Bu fotograf gunese karsi cekildi :), bilin bakalim nasil cektim, ne kadar bekledim?
Ailenizin sanat kaygili fotograficisi Sermet, bulutlarla kapli Bell South binasi ve hemen yaninda bugulu Nations Bank'i objektifinde olumsuzlestirmis :).
Gene kandiriyorum sizi, o South Bell'i (dikdortgen prizma seklindeki gokdelen) kaplayanlar bulut degil elbet, sicak su buhari... Gene de o buharin gunesi kapatacagi achiyi bulmak icin az ugrasmadim.
Geceleri Nations Bank (Bank of Amerika) binasi aydinlatiliyor. Bu ufacik fotografta pek belli olmuyor ama bu binaya "pencil" denmesinin bir sebebi var. Yukseldikce incelen bir tepesi var, ve sanirim camla kapli, icerden sari isiklarla aydinlatildiginda pek guzel gorunuyor. En tepesinde ise beyaz mermere benzeyen bir "kalem" var :). Orayi da bembeyaz aydinlatiyolar.
Aksam ustu, gunes battiktan sonra kulagimda muzik, elimde kitap, onumde bu manzara, ahhh ahhh...
(O "ahh ahh", "nerde ODTU'nun stadyumu" anlaminda :( )

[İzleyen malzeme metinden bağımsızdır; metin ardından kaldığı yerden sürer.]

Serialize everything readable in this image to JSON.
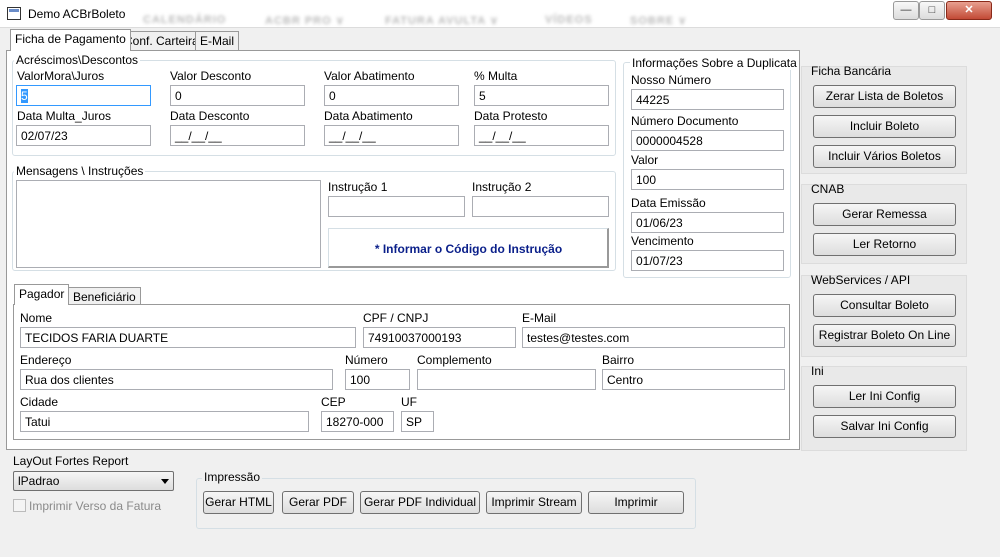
{
  "window": {
    "title": "Demo ACBrBoleto",
    "blur_menu": [
      "CALENDÁRIO",
      "ACBR PRO ∨",
      "FATURA AVULTA ∨",
      "VÍDEOS",
      "SOBRE ∨"
    ],
    "minimize": "—",
    "maximize": "□",
    "close": "✕"
  },
  "tabs": [
    "Ficha de Pagamento",
    "Conf. Carteira",
    "E-Mail"
  ],
  "acrescimos": {
    "title": "Acréscimos\\Descontos",
    "fields": [
      {
        "label": "ValorMora\\Juros",
        "value": "5"
      },
      {
        "label": "Valor Desconto",
        "value": "0"
      },
      {
        "label": "Valor Abatimento",
        "value": "0"
      },
      {
        "label": "% Multa",
        "value": "5"
      },
      {
        "label": "Data Multa_Juros",
        "value": "02/07/23"
      },
      {
        "label": "Data Desconto",
        "value": "__/__/__"
      },
      {
        "label": "Data Abatimento",
        "value": "__/__/__"
      },
      {
        "label": "Data Protesto",
        "value": "__/__/__"
      }
    ]
  },
  "mensagens": {
    "title": "Mensagens \\ Instruções",
    "instrucao1_label": "Instrução 1",
    "instrucao2_label": "Instrução 2",
    "instrucao1_value": "",
    "instrucao2_value": "",
    "note": "* Informar o Código do Instrução"
  },
  "duplicata": {
    "title": "Informações Sobre a Duplicata",
    "fields": [
      {
        "label": "Nosso Número",
        "value": "44225"
      },
      {
        "label": "Número Documento",
        "value": "0000004528"
      },
      {
        "label": "Valor",
        "value": "100"
      },
      {
        "label": "Data Emissão",
        "value": "01/06/23"
      },
      {
        "label": "Vencimento",
        "value": "01/07/23"
      }
    ]
  },
  "subtabs": [
    "Pagador",
    "Beneficiário"
  ],
  "pagador": {
    "nome": {
      "label": "Nome",
      "value": "TECIDOS FARIA DUARTE"
    },
    "cpf": {
      "label": "CPF / CNPJ",
      "value": "74910037000193"
    },
    "email": {
      "label": "E-Mail",
      "value": "testes@testes.com"
    },
    "endereco": {
      "label": "Endereço",
      "value": "Rua dos clientes"
    },
    "numero": {
      "label": "Número",
      "value": "100"
    },
    "complemento": {
      "label": "Complemento",
      "value": ""
    },
    "bairro": {
      "label": "Bairro",
      "value": "Centro"
    },
    "cidade": {
      "label": "Cidade",
      "value": "Tatui"
    },
    "cep": {
      "label": "CEP",
      "value": "18270-000"
    },
    "uf": {
      "label": "UF",
      "value": "SP"
    }
  },
  "layout": {
    "label": "LayOut Fortes Report",
    "selected": "lPadrao",
    "checkbox_label": "Imprimir Verso da Fatura"
  },
  "impressao": {
    "title": "Impressão",
    "buttons": [
      "Gerar HTML",
      "Gerar PDF",
      "Gerar PDF Individual",
      "Imprimir Stream",
      "Imprimir"
    ]
  },
  "side": {
    "ficha": {
      "title": "Ficha Bancária",
      "buttons": [
        "Zerar Lista de Boletos",
        "Incluir Boleto",
        "Incluir Vários Boletos"
      ]
    },
    "cnab": {
      "title": "CNAB",
      "buttons": [
        "Gerar Remessa",
        "Ler Retorno"
      ]
    },
    "ws": {
      "title": "WebServices / API",
      "buttons": [
        "Consultar Boleto",
        "Registrar Boleto On Line"
      ]
    },
    "ini": {
      "title": "Ini",
      "buttons": [
        "Ler Ini Config",
        "Salvar Ini Config"
      ]
    }
  }
}
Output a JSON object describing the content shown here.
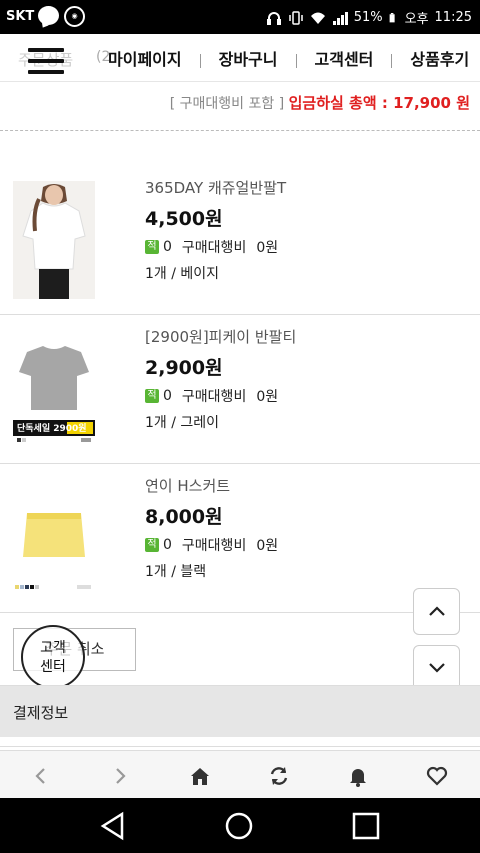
{
  "status_bar": {
    "carrier": "SKT",
    "battery": "51%",
    "ampm": "오후",
    "time": "11:25"
  },
  "top_nav": {
    "hidden_label": "주문상품",
    "hidden_count": "(2",
    "links": [
      "마이페이지",
      "장바구니",
      "고객센터",
      "상품후기"
    ]
  },
  "summary": {
    "prefix": "[ 구매대행비 포함 ]",
    "label": "입금하실 총액 : 17,900 원"
  },
  "products": [
    {
      "name": "365DAY 캐쥬얼반팔T",
      "price": "4,500원",
      "points_badge": "적",
      "points": "0",
      "fee_label": "구매대행비",
      "fee": "0원",
      "option": "1개 / 베이지"
    },
    {
      "name": "[2900원]피케이 반팔티",
      "price": "2,900원",
      "points_badge": "적",
      "points": "0",
      "fee_label": "구매대행비",
      "fee": "0원",
      "option": "1개 / 그레이",
      "thumb_caption": "단독세일 2900원"
    },
    {
      "name": "연이 H스커트",
      "price": "8,000원",
      "points_badge": "적",
      "points": "0",
      "fee_label": "구매대행비",
      "fee": "0원",
      "option": "1개 / 블랙"
    }
  ],
  "cancel_button": "주문 취소",
  "customer_center": {
    "line1": "고객",
    "line2": "센터"
  },
  "payment_section": "결제정보",
  "browser_bar_icons": [
    "back-icon",
    "forward-icon",
    "home-icon",
    "refresh-icon",
    "bell-icon",
    "heart-icon"
  ],
  "android_nav_icons": [
    "back-triangle-icon",
    "home-circle-icon",
    "recents-square-icon"
  ],
  "colors": {
    "accent_red": "#e02020",
    "badge_green": "#58b534"
  }
}
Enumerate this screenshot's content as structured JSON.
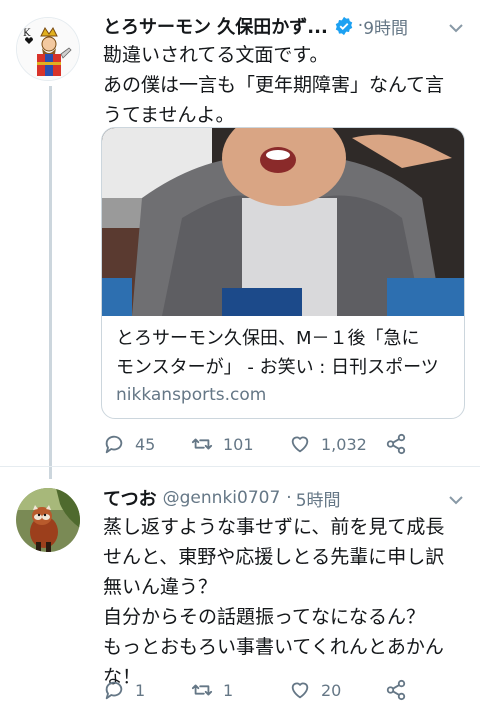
{
  "tweets": [
    {
      "name": "とろサーモン 久保田かず...",
      "handle": "",
      "time": "9時間",
      "time_sep": "·",
      "lines": [
        "勘違いされてる文面です。",
        "あの僕は一言も「更年期障害」なんて言",
        "うてませんよ。"
      ],
      "card": {
        "title_lines": [
          "とろサーモン久保田、M－１後「急に",
          "モンスターが」 - お笑い : 日刊スポーツ"
        ],
        "domain": "nikkansports.com"
      },
      "actions": {
        "replies": "45",
        "retweets": "101",
        "likes": "1,032"
      }
    },
    {
      "name": "てつお",
      "handle": "@gennki0707",
      "time": "5時間",
      "time_sep": "·",
      "lines": [
        "蒸し返すような事せずに、前を見て成長",
        "せんと、東野や応援しとる先輩に申し訳",
        "無いん違う？",
        "自分からその話題振ってなになるん？",
        "もっとおもろい事書いてくれんとあかん",
        "な！"
      ],
      "actions": {
        "replies": "1",
        "retweets": "1",
        "likes": "20"
      }
    }
  ],
  "icons": {
    "reply": "reply-icon",
    "retweet": "retweet-icon",
    "like": "heart-icon",
    "share": "share-icon",
    "verified": "verified-badge-icon",
    "menu": "chevron-down-icon"
  },
  "colors": {
    "text": "#14171a",
    "secondary": "#657786",
    "verified": "#1da1f2",
    "border": "#ccd6dd"
  }
}
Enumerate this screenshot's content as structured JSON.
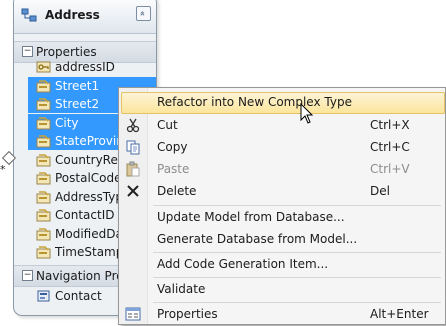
{
  "entity": {
    "title": "Address",
    "collapse_glyph": "»",
    "properties_header": "Properties",
    "navigation_header": "Navigation Prop",
    "properties": [
      {
        "label": "addressID",
        "icon": "key-property-icon",
        "selected": false
      },
      {
        "label": "Street1",
        "icon": "property-icon",
        "selected": true
      },
      {
        "label": "Street2",
        "icon": "property-icon",
        "selected": true
      },
      {
        "label": "City",
        "icon": "property-icon",
        "selected": true
      },
      {
        "label": "StateProvinc",
        "icon": "property-icon",
        "selected": true
      },
      {
        "label": "CountryRegi",
        "icon": "property-icon",
        "selected": false
      },
      {
        "label": "PostalCode",
        "icon": "property-icon",
        "selected": false
      },
      {
        "label": "AddressType",
        "icon": "property-icon",
        "selected": false
      },
      {
        "label": "ContactID",
        "icon": "property-icon",
        "selected": false
      },
      {
        "label": "ModifiedDat",
        "icon": "property-icon",
        "selected": false
      },
      {
        "label": "TimeStamp",
        "icon": "property-icon",
        "selected": false
      }
    ],
    "navigation": [
      {
        "label": "Contact",
        "icon": "navigation-property-icon"
      }
    ],
    "multiplicity": "*"
  },
  "context_menu": {
    "items": [
      {
        "label": "Refactor into New Complex Type",
        "shortcut": "",
        "icon": "",
        "highlighted": true,
        "disabled": false
      },
      {
        "label": "Cut",
        "shortcut": "Ctrl+X",
        "icon": "scissors-icon",
        "highlighted": false,
        "disabled": false
      },
      {
        "label": "Copy",
        "shortcut": "Ctrl+C",
        "icon": "copy-icon",
        "highlighted": false,
        "disabled": false
      },
      {
        "label": "Paste",
        "shortcut": "Ctrl+V",
        "icon": "paste-icon",
        "highlighted": false,
        "disabled": true
      },
      {
        "label": "Delete",
        "shortcut": "Del",
        "icon": "delete-x-icon",
        "highlighted": false,
        "disabled": false
      },
      {
        "label": "Update Model from Database...",
        "shortcut": "",
        "icon": "",
        "highlighted": false,
        "disabled": false
      },
      {
        "label": "Generate Database from Model...",
        "shortcut": "",
        "icon": "",
        "highlighted": false,
        "disabled": false
      },
      {
        "label": "Add Code Generation Item...",
        "shortcut": "",
        "icon": "",
        "highlighted": false,
        "disabled": false
      },
      {
        "label": "Validate",
        "shortcut": "",
        "icon": "",
        "highlighted": false,
        "disabled": false
      },
      {
        "label": "Properties",
        "shortcut": "Alt+Enter",
        "icon": "properties-icon",
        "highlighted": false,
        "disabled": false
      }
    ]
  },
  "colors": {
    "selection": "#3399ff",
    "menu_highlight": "#fce59c"
  }
}
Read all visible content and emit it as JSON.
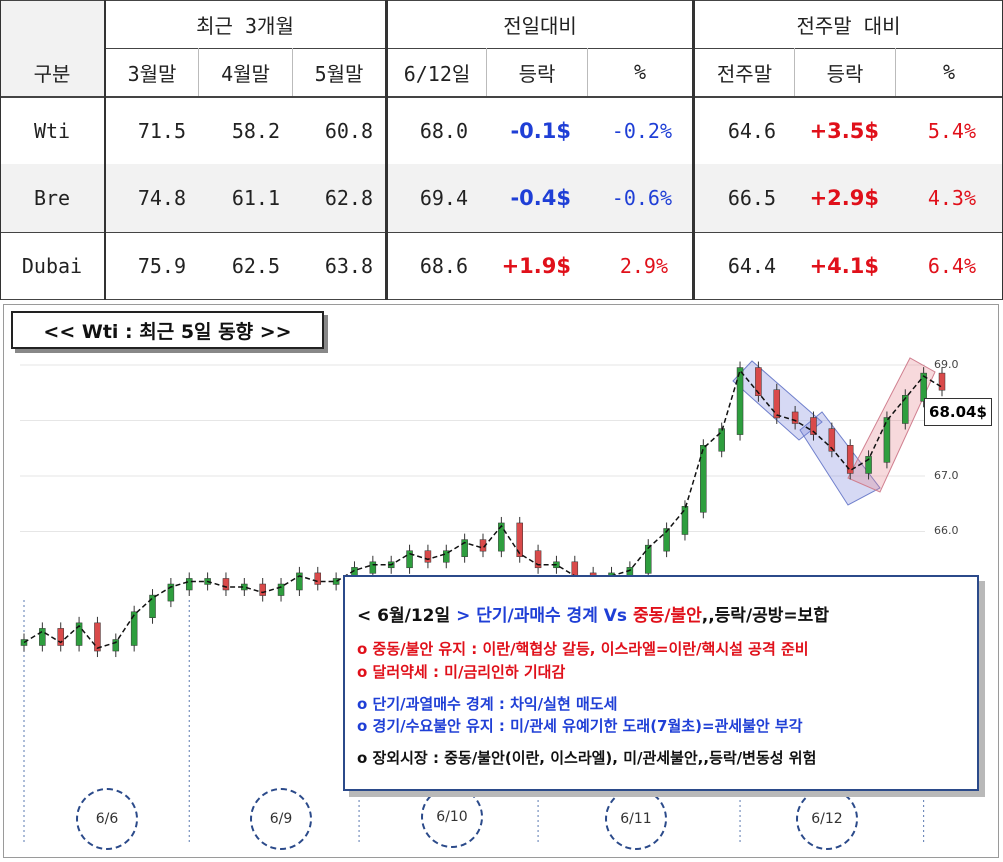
{
  "table": {
    "header_groups": [
      "최근 3개월",
      "전일대비",
      "전주말 대비"
    ],
    "columns": [
      "구분",
      "3월말",
      "4월말",
      "5월말",
      "6/12일",
      "등락",
      "%",
      "전주말",
      "등락",
      "%"
    ],
    "rows": [
      {
        "name": "Wti",
        "m3": "71.5",
        "m4": "58.2",
        "m5": "60.8",
        "d612": "68.0",
        "chg": "-0.1$",
        "pct": "-0.2%",
        "wk": "64.6",
        "wchg": "+3.5$",
        "wpct": "5.4%"
      },
      {
        "name": "Bre",
        "m3": "74.8",
        "m4": "61.1",
        "m5": "62.8",
        "d612": "69.4",
        "chg": "-0.4$",
        "pct": "-0.6%",
        "wk": "66.5",
        "wchg": "+2.9$",
        "wpct": "4.3%"
      },
      {
        "name": "Dubai",
        "m3": "75.9",
        "m4": "62.5",
        "m5": "63.8",
        "d612": "68.6",
        "chg": "+1.9$",
        "pct": "2.9%",
        "wk": "64.4",
        "wchg": "+4.1$",
        "wpct": "6.4%"
      }
    ],
    "colors": {
      "up": "#e0101a",
      "down": "#1f3fd6"
    }
  },
  "chart_title": "<< Wti : 최근 5일 동향 >>",
  "chart_data": {
    "type": "line",
    "title": "<< Wti : 최근 5일 동향 >>",
    "x": [
      "6/6",
      "6/9",
      "6/10",
      "6/11",
      "6/12"
    ],
    "y_ticks": [
      "69.0",
      "68.0",
      "67.0",
      "66.0"
    ],
    "last_price_label": "68.04$",
    "series": [
      {
        "values": [
          64.0,
          64.2,
          64.0,
          64.3,
          63.9,
          64.0,
          64.5,
          64.8,
          65.0,
          65.1,
          65.1,
          65.0,
          65.0,
          64.9,
          65.0,
          65.2,
          65.1,
          65.1,
          65.3,
          65.4,
          65.4,
          65.6,
          65.5,
          65.6,
          65.8,
          65.7,
          66.1,
          65.6,
          65.4,
          65.4,
          65.2,
          65.1,
          65.2,
          65.3,
          65.7,
          66.0,
          66.4,
          67.5,
          67.8,
          68.9,
          68.5,
          68.1,
          68.0,
          67.8,
          67.5,
          67.1,
          67.3,
          68.0,
          68.4,
          68.8,
          68.6
        ]
      }
    ]
  },
  "date_badges": [
    "6/6",
    "6/9",
    "6/10",
    "6/11",
    "6/12"
  ],
  "commentary": {
    "headline_date": "< 6월/12일",
    "headline_arrow": ">",
    "headline_a": "단기/과매수 경계 Vs",
    "headline_b": "중동/불안",
    "headline_c": ",,등락/공방=보합",
    "line1": "o 중동/불안 유지 : 이란/핵협상 갈등, 이스라엘=이란/핵시설 공격 준비",
    "line2": "o 달러약세 : 미/금리인하 기대감",
    "line3": "o 단기/과열매수 경계 : 차익/실현 매도세",
    "line4": "o 경기/수요불안 유지 : 미/관세 유예기한 도래(7월초)=관세불안 부각",
    "line5": "o 장외시장 : 중동/불안(이란, 이스라엘), 미/관세불안,,등락/변동성 위험"
  }
}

Bu da Plaza havuzunun detayli bir fotografi...
Dikkatli izleyicilerimiz bu fotografta uyguladigim "gunesten kolla, hay allah elim de cikti" teknigini hemen farkedeceklerdir :).


Bu da Plaza'nin Student Center birinci kat balkonundan goruntusu, arka planda ise Atlanta gokdelenleri. (yaw simdi fotograflarin orjinallerine baktim tekrar da cok guzeller, bunlari bu ufacik kotu scan edilmis halleriyle koymak yazik oluyor :(. Neyse scanner bulur bulmaz...
Bu arada, fotografi cektigim yerin hemen solunda Centennial Time Capsul var. Bir iki sene once oraya bir suru kisisel ve sosyal esyalar koymuslar, GATECH ogrencilerini ve sosyal yasamini temsil edecek seyler, ve orda 100 sene hapis kalacaklar :)... Benim pek hosuma gitmisti bunu ogrendigimde...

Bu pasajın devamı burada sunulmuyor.